Notably absent here is a process boundary: some of the code that gets executed is defined in modules within the Phoenix “app” (routing, plugs, controllers), and some comes from the Ecto “app” (schemas, changesets) but all of it executes within that single “handler” process created for the specific HTTP request.

This is what the GenServer docs mean by “use processes only to model runtime properties, not code organization”. The runtime property desired here is per-HTTP-request concurrency.

On the other hand, having an EctoApp GenServer that every HTTP request interacts with would result in a bottleneck at that GenServer’s message queue.

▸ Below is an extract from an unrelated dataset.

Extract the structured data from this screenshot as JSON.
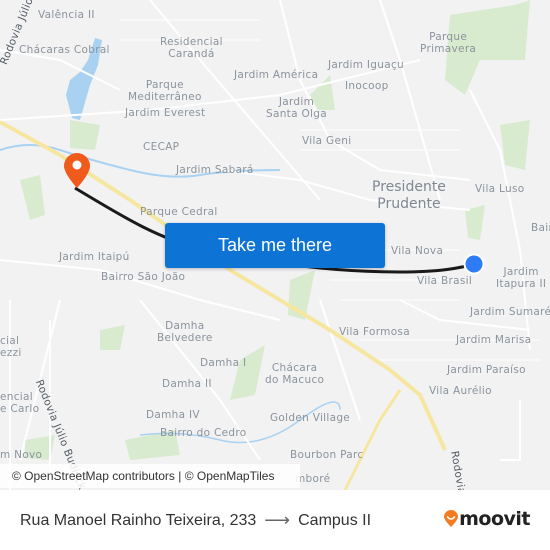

So “nothing” at the beginning of this post is a little hyperbolic, but “a function call” is pretty close. The BEAM has a lot of powerful architectural features, but it’s vitally important to understand the philosophy underpinning them to use them correctly. GenServers != microservices

habutre

habutre

You got my point, since I came mostly from Java world where the lately there is a big movement towards microservices and event-driven architectures I tend to use more or less the same approach with Elixir.

Since I didn’t get constructive driven-by-example feedback from my aforementioned colleagues I end up here trying to find out the Elixir-way to write code that is decoupled, distributed and/or isolated among contained services holding mainly business logic.

I really appreciate all points that people brought me here and help me a lot. Thanks @kokolegorille @jola @peerreynders @axelson @al2o3cr and @joaothallis for spend your time to help me on my journey to become a good Elixir Dev.

jola

jola

Based on your description I would recommend against GenServer. The thing is that the way Phoenix works is that it spawns a process for each request that comes in. This allows it to scale nicely over multiple cores. Assuming you start a single process to handle all the work you are effectively turning your app single-threaded. You’d get around that if you create a pool of processes etc, but that’s a lot of effort for what gain?

I would not use GenServer for this. Just create a client module and call those functions. This means your business code runs in every process spawned for requests, the way it is intended, and you still get the separation of concern and decoupling that you’re interested in. I don’t understand why you’d have two apps speaking over “HTTP/Rest” if all you’re concerned with is decoupling.